Supression of magnetic subbands in semiconductor superlattices driven by a laser field

TL;DR

This paper explores how strong laser fields influence magnetic subbands in semiconductor superlattices, revealing conditions that lead to band suppression, electron localization, and dominance of multiphotonic optical processes.

Contribution

It introduces a detailed analysis of magnetic subband suppression under laser irradiation using the Kramers-Henneberger approximation, highlighting new effects at accessible laser intensities.

Findings

Magnetic subbands become flat at specific laser frequencies.

Magnetotunneling is significantly inhibited.

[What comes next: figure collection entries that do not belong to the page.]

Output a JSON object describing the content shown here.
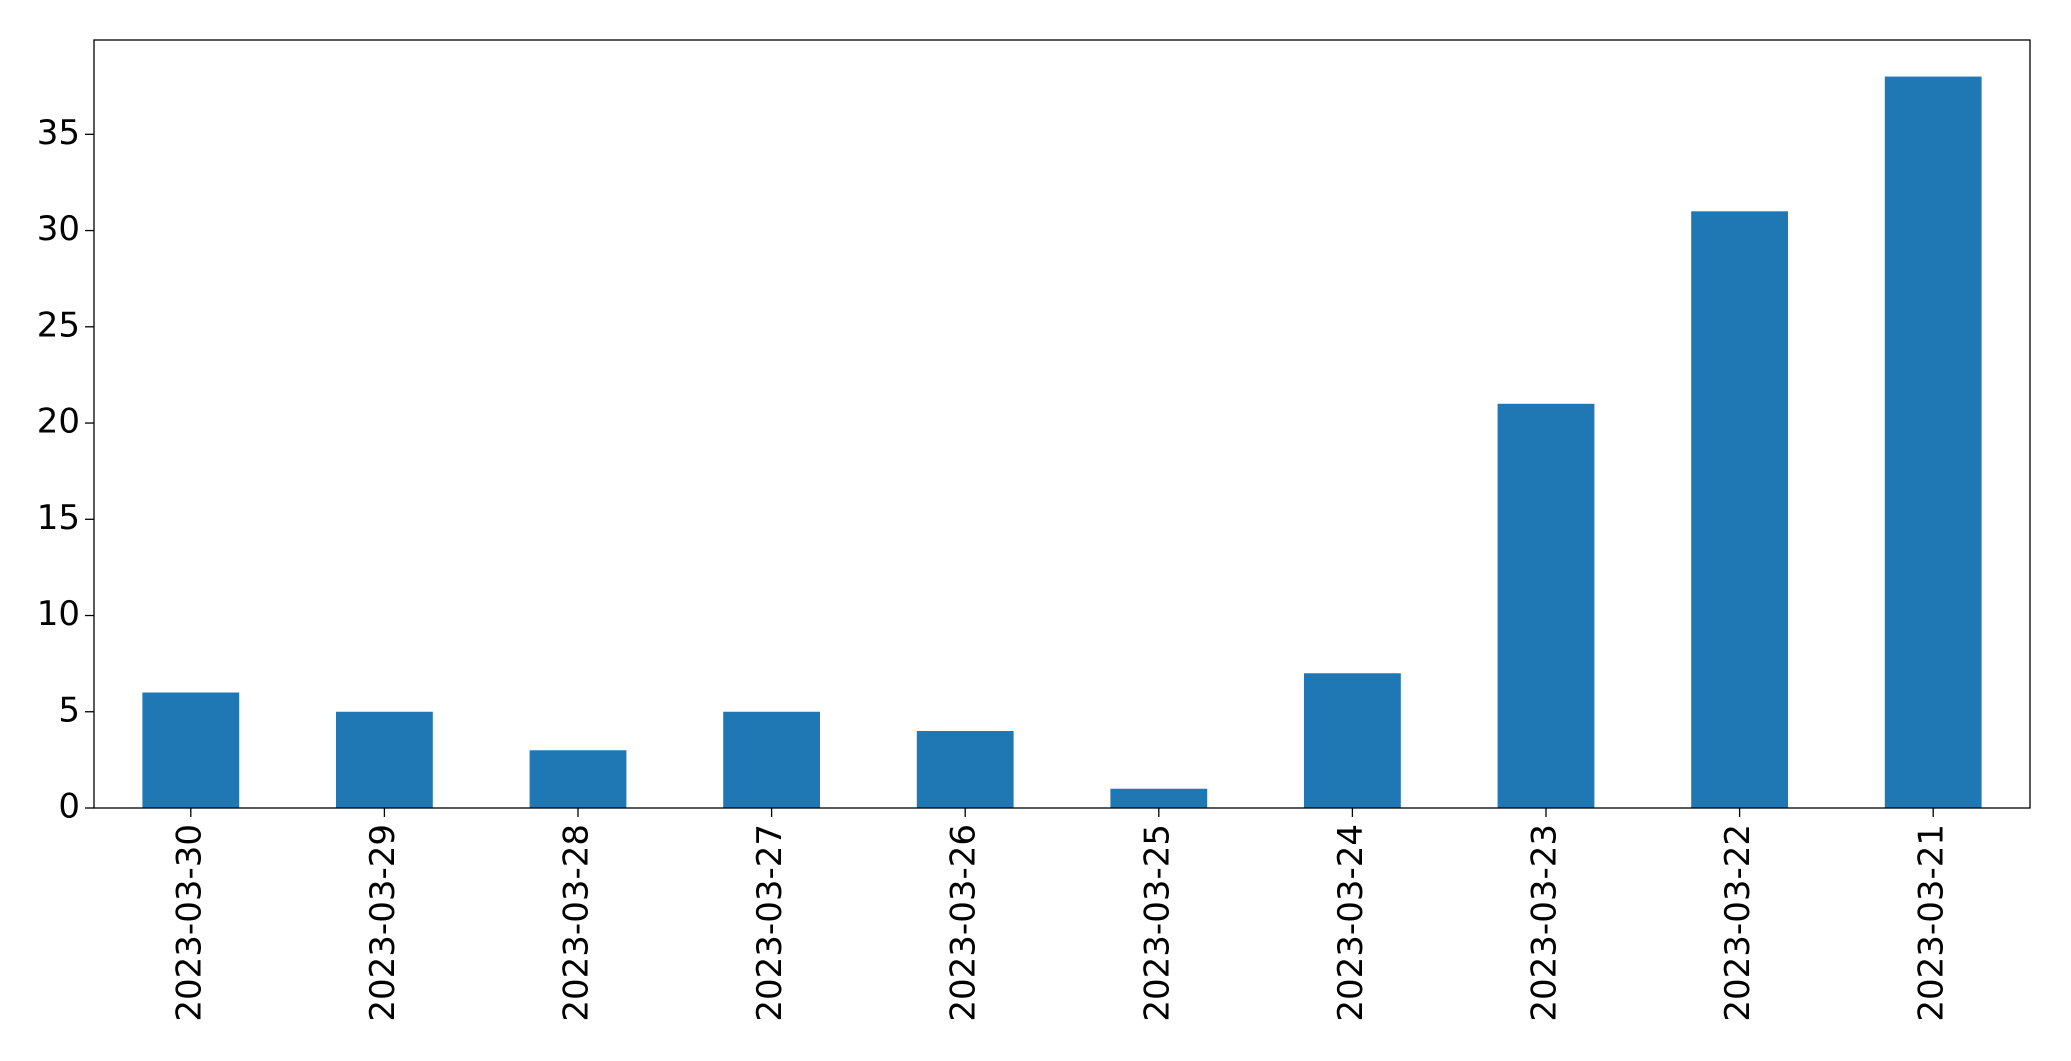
{
  "chart_data": {
    "type": "bar",
    "categories": [
      "2023-03-30",
      "2023-03-29",
      "2023-03-28",
      "2023-03-27",
      "2023-03-26",
      "2023-03-25",
      "2023-03-24",
      "2023-03-23",
      "2023-03-22",
      "2023-03-21"
    ],
    "values": [
      6,
      5,
      3,
      5,
      4,
      1,
      7,
      21,
      31,
      38
    ],
    "color": "#1f77b4",
    "ylim": [
      0,
      39.9
    ],
    "yticks": [
      0,
      5,
      10,
      15,
      20,
      25,
      30,
      35
    ],
    "grid": false
  }
}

Multiphotonic absorption processes dominate under certain conditions.

Abstract

The effect of strong laser radiation on magnetic subbands in semiconductor superlattices is investigated. Due to the presence of a magnetic field perpendicular to the growth direction, non-linear effects such as band supression and electron localization become relevant at relatively lower intensities and for any polarization perpendicular to the magnetic field. Electron quasienergies and density of states are calculated in the Kramers-Henneberger approximation, whose validity is discussed. The conditions under which collapse of magnetic subbands and quenching of N-photon emission or absorption processes occur are discussed. We conclude that at laser frequencies close to cyclotronic frequency and intensities typical of c.w. lasers, magnetic subbands become flat, magnetotunneling is inhibited and multiphotonic processes dominate optical absorption.